Pandas version checks
-
[x] I have checked that this issue has not already been reported.
-
[x] I have confirmed this bug exists on the latest version of pandas.
-
[x] I have confirmed this bug exists on the main branch of pandas.
Reproducible Example
import pandas as pd
import re
DATA = ["applep", "bananap", "Cherryp", "DATEp", "eGGpLANTp", "123p", "23.45p"]
s=pd.Series(DATA)
s.str.fullmatch(re.compile(r"applep"))
s.str.match(re.compile(r"applep"))
sa=pd.Series(DATA, dtype="string[pyarrow]")
sa.str.fullmatch(re.compile(r"applep"))
sa.str.match(re.compile(r"applep"))
Issue Description
with pyarrow strings, the last line fails with:
Traceback (most recent call last):
File "<stdin>", line 1, in <module>
File "C:\Condadirs\envs\pandasstubs311\Lib\site-packages\pandas\core\strings\accessor.py", line 140, in wrapper
return func(self, *args, **kwargs)
^^^^^^^^^^^^^^^^^^^^^^^^^^^
File "C:\Condadirs\envs\pandasstubs311\Lib\site-packages\pandas\core\strings\accessor.py", line 1429, in fullmatch
result = self._data.array._str_fullmatch(pat, case=case, flags=flags, na=na)
^^^^^^^^^^^^^^^^^^^^^^^^^^^^^^^^^^^^^^^^^^^^^^^^^^^^^^^^^^^^^^^^^^^
File "C:\Condadirs\envs\pandasstubs311\Lib\site-packages\pandas\core\arrays\_arrow_string_mixins.py", line 320, in _str_fullmatch
if not pat.endswith("$") or pat.endswith("\\$"):
^^^^^^^^^^^^
AttributeError: 're.Pattern' object has no attribute 'endswith'
>>> sa.str.match(re.compile(r"applep"))
Traceback (most recent call last):
File "<stdin>", line 1, in <module>
File "C:\Condadirs\envs\pandasstubs311\Lib\site-packages\pandas\core\strings\accessor.py", line 140, in wrapper
return func(self, *args, **kwargs)
^^^^^^^^^^^^^^^^^^^^^^^^^^^
File "C:\Condadirs\envs\pandasstubs311\Lib\site-packages\pandas\core\strings\accessor.py", line 1388, in match
result = self._data.array._str_match(pat, case=case, flags=flags, na=na)
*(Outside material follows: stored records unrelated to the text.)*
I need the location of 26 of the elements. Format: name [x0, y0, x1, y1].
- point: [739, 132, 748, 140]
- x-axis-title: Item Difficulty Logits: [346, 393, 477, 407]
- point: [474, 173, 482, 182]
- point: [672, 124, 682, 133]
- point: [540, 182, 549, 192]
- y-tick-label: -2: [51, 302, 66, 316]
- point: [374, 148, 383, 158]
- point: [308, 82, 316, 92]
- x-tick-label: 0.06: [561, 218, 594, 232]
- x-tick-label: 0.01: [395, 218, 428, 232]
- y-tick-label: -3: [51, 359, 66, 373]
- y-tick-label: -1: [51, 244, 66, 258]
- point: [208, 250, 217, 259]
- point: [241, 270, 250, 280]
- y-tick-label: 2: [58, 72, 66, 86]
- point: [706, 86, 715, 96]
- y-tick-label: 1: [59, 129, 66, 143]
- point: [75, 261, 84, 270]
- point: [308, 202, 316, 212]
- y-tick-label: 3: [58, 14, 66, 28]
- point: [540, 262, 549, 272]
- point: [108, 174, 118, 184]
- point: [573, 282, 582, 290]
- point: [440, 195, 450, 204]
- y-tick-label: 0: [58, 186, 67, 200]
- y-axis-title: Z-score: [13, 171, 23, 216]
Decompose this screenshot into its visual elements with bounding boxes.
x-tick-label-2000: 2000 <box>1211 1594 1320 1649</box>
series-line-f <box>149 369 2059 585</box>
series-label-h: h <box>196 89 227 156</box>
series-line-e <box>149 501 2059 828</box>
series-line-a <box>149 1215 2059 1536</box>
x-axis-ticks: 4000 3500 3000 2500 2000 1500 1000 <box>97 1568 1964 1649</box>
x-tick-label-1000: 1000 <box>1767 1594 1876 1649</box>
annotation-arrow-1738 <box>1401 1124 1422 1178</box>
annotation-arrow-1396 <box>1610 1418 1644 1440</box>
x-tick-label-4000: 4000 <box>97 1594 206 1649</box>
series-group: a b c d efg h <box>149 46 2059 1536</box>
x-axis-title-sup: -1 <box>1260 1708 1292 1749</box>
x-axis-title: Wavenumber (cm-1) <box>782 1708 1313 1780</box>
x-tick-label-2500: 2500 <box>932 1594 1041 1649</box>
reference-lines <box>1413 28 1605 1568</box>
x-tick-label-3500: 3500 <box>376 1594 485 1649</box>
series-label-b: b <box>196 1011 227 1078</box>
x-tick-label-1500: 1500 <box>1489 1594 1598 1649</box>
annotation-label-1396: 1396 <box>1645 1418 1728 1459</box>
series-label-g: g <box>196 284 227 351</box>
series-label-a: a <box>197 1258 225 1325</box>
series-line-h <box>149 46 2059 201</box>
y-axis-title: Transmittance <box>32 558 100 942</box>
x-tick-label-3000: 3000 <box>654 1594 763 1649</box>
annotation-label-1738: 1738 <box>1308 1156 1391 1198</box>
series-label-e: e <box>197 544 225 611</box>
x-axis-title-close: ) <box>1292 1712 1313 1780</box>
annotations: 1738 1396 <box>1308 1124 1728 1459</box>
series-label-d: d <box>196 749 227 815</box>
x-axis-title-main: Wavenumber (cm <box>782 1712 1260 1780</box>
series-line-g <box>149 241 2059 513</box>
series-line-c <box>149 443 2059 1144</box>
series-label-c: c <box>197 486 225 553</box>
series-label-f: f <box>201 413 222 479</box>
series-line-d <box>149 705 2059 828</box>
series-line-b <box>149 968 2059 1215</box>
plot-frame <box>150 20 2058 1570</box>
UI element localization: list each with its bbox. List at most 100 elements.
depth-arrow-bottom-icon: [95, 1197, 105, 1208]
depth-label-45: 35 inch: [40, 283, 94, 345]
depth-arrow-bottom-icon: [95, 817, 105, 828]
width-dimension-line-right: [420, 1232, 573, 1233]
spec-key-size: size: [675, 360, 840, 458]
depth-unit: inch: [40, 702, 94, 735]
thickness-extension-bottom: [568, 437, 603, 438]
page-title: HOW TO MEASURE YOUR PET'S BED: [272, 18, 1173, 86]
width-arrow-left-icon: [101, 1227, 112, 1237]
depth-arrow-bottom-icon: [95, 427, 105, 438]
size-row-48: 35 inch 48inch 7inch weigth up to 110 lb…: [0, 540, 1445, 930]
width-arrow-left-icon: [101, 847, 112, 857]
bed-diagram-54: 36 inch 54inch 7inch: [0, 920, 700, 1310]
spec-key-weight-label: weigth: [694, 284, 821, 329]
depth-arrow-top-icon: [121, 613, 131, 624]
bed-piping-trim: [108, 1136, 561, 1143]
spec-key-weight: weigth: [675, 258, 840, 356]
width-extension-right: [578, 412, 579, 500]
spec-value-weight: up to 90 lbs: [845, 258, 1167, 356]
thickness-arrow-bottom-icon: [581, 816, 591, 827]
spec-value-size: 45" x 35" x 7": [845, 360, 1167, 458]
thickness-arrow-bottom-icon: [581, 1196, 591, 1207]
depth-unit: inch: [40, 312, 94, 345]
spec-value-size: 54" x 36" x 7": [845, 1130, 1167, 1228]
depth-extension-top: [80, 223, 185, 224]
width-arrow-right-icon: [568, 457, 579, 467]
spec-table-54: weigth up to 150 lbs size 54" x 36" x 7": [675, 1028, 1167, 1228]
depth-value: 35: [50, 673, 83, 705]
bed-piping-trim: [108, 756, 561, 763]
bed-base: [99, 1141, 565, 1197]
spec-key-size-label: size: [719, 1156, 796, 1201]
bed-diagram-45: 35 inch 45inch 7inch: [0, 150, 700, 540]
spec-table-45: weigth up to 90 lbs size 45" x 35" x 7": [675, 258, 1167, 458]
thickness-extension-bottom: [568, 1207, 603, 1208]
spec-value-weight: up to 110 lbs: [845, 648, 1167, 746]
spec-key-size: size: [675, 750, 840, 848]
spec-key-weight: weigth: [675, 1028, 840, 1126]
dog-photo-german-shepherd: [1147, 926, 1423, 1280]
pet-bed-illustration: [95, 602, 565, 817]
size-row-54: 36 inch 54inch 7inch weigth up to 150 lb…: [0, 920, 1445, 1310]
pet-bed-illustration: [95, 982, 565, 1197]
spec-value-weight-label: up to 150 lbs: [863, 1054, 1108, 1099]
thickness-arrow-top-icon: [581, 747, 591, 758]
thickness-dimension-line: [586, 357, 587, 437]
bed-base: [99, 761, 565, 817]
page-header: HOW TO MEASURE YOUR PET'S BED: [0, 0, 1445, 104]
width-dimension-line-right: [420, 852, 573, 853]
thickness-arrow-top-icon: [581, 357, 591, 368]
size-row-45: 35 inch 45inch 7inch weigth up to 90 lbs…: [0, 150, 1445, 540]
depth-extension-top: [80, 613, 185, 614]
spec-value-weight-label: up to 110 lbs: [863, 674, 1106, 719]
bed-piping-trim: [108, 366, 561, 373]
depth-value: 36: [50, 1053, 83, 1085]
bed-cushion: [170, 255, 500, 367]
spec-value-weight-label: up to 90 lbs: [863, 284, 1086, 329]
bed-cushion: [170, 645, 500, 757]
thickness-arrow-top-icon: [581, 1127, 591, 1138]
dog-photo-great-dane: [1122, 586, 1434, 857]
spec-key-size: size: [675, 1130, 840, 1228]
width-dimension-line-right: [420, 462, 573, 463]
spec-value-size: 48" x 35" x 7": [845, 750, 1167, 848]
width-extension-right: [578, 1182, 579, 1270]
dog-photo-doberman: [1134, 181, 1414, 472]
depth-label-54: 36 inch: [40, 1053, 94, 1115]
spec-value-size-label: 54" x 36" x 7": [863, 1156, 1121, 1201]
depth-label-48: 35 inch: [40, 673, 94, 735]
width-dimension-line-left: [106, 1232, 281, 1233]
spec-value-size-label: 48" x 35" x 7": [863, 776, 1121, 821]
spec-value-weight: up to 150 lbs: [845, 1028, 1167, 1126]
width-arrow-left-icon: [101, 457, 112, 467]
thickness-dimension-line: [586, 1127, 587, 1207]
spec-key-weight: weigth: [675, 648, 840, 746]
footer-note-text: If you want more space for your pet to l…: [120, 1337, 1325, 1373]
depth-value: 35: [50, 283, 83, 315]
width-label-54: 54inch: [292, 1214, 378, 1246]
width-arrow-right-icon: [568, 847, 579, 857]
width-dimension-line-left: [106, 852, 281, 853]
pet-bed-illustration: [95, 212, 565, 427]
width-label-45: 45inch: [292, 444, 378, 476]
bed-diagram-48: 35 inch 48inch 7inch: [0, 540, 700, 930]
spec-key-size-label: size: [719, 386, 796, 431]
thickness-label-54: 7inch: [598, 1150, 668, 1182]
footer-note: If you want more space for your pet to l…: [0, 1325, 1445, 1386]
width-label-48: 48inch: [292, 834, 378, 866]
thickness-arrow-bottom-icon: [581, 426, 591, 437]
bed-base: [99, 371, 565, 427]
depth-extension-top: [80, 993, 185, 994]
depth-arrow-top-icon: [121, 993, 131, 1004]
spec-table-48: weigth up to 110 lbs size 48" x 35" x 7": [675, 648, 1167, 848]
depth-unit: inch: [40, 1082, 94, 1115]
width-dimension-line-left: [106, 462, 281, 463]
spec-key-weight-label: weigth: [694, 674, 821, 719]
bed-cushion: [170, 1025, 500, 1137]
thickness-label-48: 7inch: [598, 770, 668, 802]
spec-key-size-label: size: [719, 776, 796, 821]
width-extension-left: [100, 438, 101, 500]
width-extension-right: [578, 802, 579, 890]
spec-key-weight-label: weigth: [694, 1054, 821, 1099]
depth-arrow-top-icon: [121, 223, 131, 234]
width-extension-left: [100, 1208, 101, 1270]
^^^^^^^^^^^^^^^^^^^^^^^^^^^^^^^^^^^^^^^^^^^^^^^^^^^^^^^^^^^^^^^
File "C:\Condadirs\envs\pandasstubs311\Lib\site-packages\pandas\core\arrays\_arrow_string_mixins.py", line 309, in _str_match
if not pat.startswith("^"):
^^^^^^^^^^^^^^
AttributeError: 're.Pattern' object has no attribute 'startswith'
Expected Behavior
No exception
Installed Versions
Comment From: khemkaran10
take
Comment From: jorisvandenbossche
FWIW, we don't actually document (or test, I think) that this is supported. But because pat
is passed to re.compile(..)
in
https://github.com/pandas-dev/pandas/blob/e4a03b6e47a8ef9cd045902916289cbc976d3d33/pandas/core/strings/object_array.py#L249-L259
this works (since re.compile
accepts that).
Given this works currently, I think it is certainly a good idea to keep this working for the string dtype as well. But then probably also should update the typing and docs.